Ya había pasado esa mano gigante de Ortigoza que el juez no vio. Y a pesar de que no terminó en penal, cambió el partido: Uruguay se dio cuenta que era su tarde, y a partir de ahí ganó en cada tranque, cada corrida, cada cuerpo a cuerpo.
Entonces, llegó lo mitológico. La celeste ganando en cada esquina, presionando con el Tata González y Palito, ese moreno que llegó a la selección cuando pocos lo conocían, y que se convirtió en gigante. Arrollando psicológicamente al rival. No valió que Paraguay pegara para sacar a los celestes del partido – algo que logró por momentos-. Había que estar a la altura del mejor de América. Y después de ese rato de locura, se volvió a cumplir.
Entonces llegó la presión de Egidio, el robo y el pase a Forlán. Y el delantero, el mejor jugador del Mundial, el que había jugado una enorme Copa América pero le había faltado el gol, hizo lo que más le gusta: pegarle lejos del arquero, para casi sellar la final.

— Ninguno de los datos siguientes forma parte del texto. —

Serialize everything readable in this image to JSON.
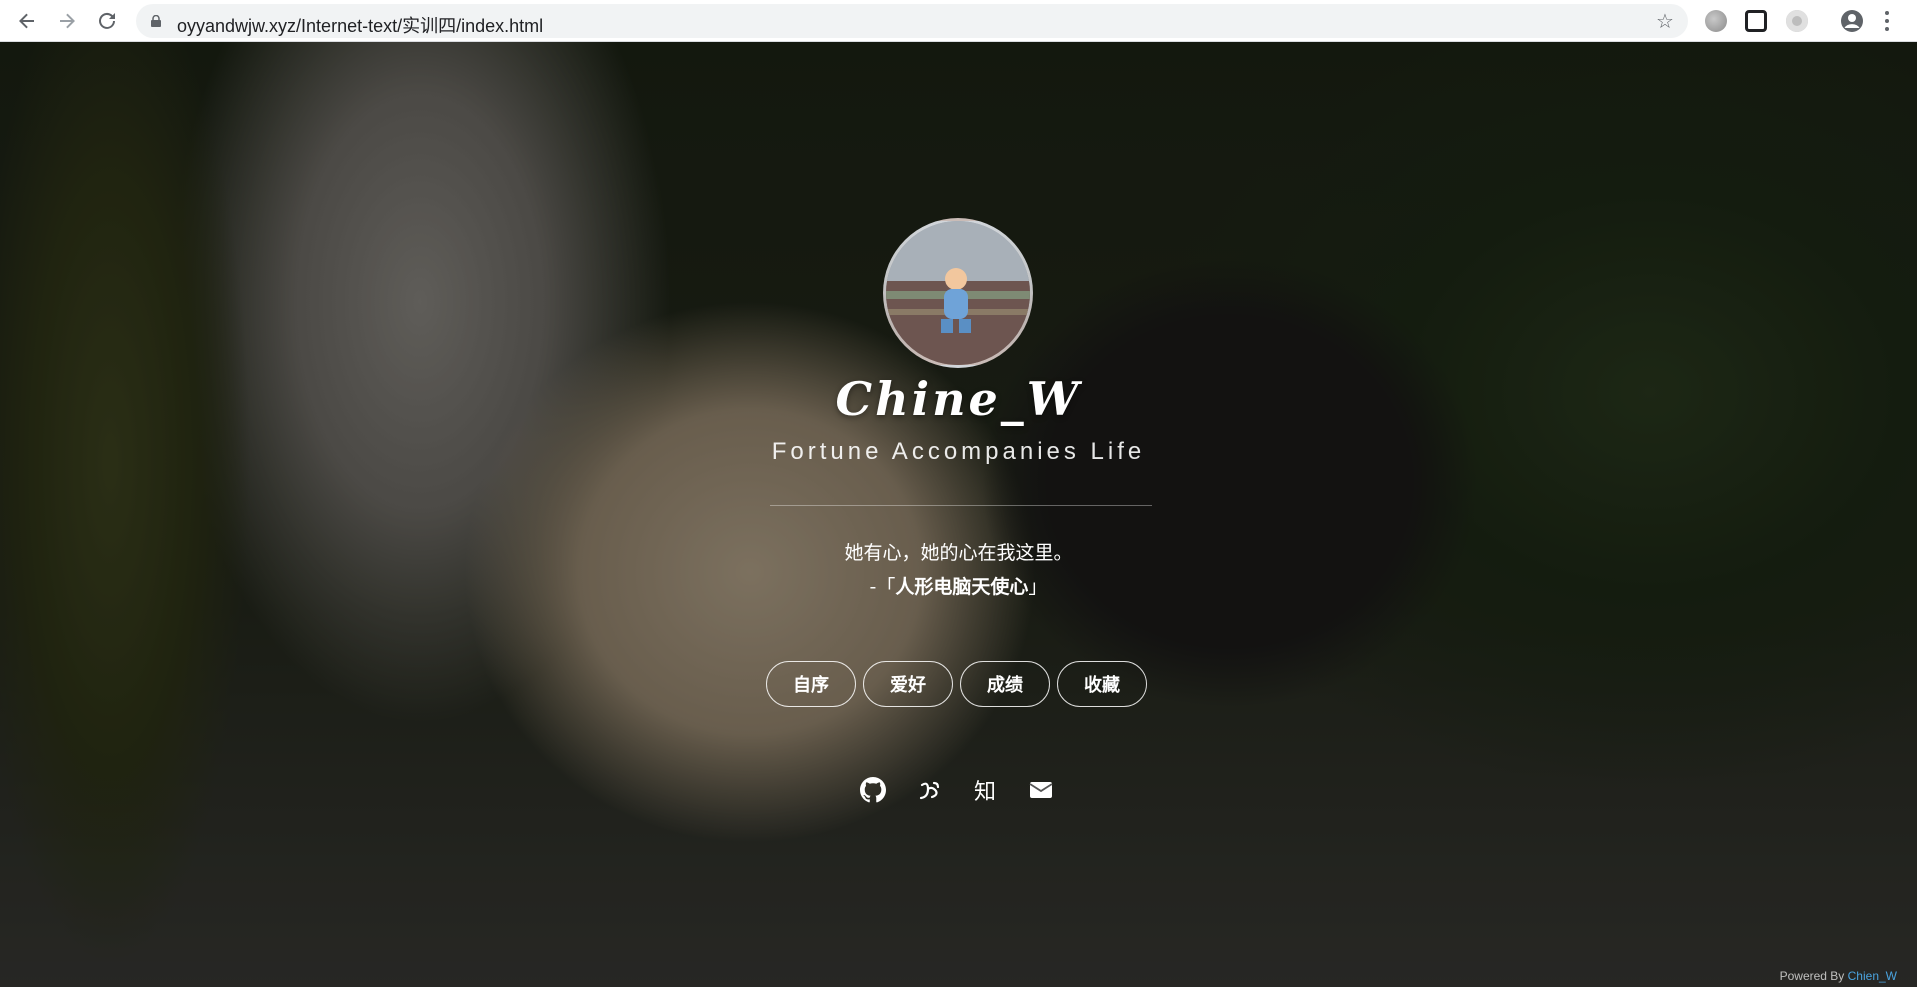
{
  "browser": {
    "url": "oyyandwjw.xyz/Internet-text/实训四/index.html"
  },
  "profile": {
    "name": "Chine_W",
    "tagline": "Fortune Accompanies Life",
    "quote": "她有心，她的心在我这里。",
    "quote_prefix": "-「",
    "quote_source": "人形电脑天使心",
    "quote_suffix": "」"
  },
  "nav": {
    "items": [
      {
        "label": "自序"
      },
      {
        "label": "爱好"
      },
      {
        "label": "成绩"
      },
      {
        "label": "收藏"
      }
    ]
  },
  "social": {
    "zhihu_label": "知"
  },
  "footer": {
    "powered_by": "Powered By",
    "author": "Chien_W"
  },
  "icons": [
    "back-icon",
    "forward-icon",
    "reload-icon",
    "lock-icon",
    "star-icon",
    "extension-icon",
    "profile-icon",
    "menu-icon",
    "github-icon",
    "weibo-icon",
    "zhihu-icon",
    "mail-icon"
  ]
}
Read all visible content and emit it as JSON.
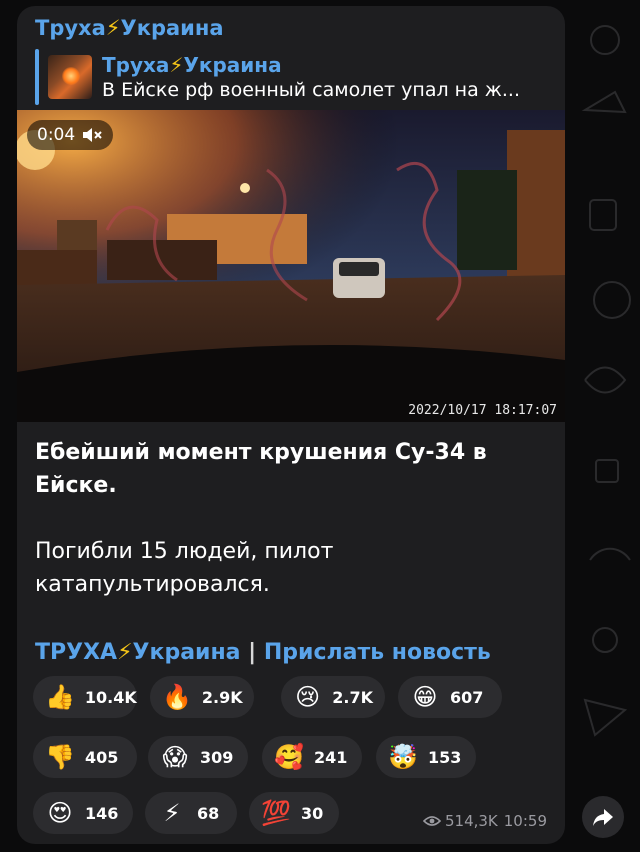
{
  "message": {
    "channel_name": "Труха⚡Украина",
    "reply": {
      "title": "Труха⚡Украина",
      "snippet": "В Ейске рф военный самолет упал на ж..."
    },
    "video": {
      "duration": "0:04",
      "timestamp_overlay": "2022/10/17  18:17:07"
    },
    "headline": "Ебейший момент крушения Су-34 в Ейске.",
    "body": "Погибли 15 людей, пилот катапультировался.",
    "footer_links": {
      "channel": "ТРУХА⚡Украина",
      "separator": "|",
      "submit": "Прислать новость"
    },
    "reactions": [
      {
        "emoji": "👍",
        "count": "10.4K"
      },
      {
        "emoji": "🔥",
        "count": "2.9K"
      },
      {
        "emoji": "😢",
        "count": "2.7K"
      },
      {
        "emoji": "😁",
        "count": "607"
      },
      {
        "emoji": "👎",
        "count": "405"
      },
      {
        "emoji": "😱",
        "count": "309"
      },
      {
        "emoji": "🥰",
        "count": "241"
      },
      {
        "emoji": "🤯",
        "count": "153"
      },
      {
        "emoji": "😍",
        "count": "146"
      },
      {
        "emoji": "⚡",
        "count": "68"
      },
      {
        "emoji": "💯",
        "count": "30"
      }
    ],
    "views": "514,3K",
    "time": "10:59"
  },
  "icons": {
    "mute": "speaker-muted-icon",
    "views": "eye-icon",
    "share": "share-arrow-icon"
  },
  "colors": {
    "accent": "#5aa4ea",
    "bubble": "#1e1e20",
    "reaction_pill": "#2c2c2f"
  }
}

Claro, faltaban 45 minutos. Y hubo que seguir sufriendo, porque Haedo pegó una pelota en el travesaño que pudo hacer sufrir otra vez. Pero no había vuelta: el destino estaba preparado para Uruguay. Por eso, el broche final del gol de Forlán, para largar ya sí el festejo.
Uruguay es campeón de América. Disfrutalo, porque lo vas a recordar toda tu vida.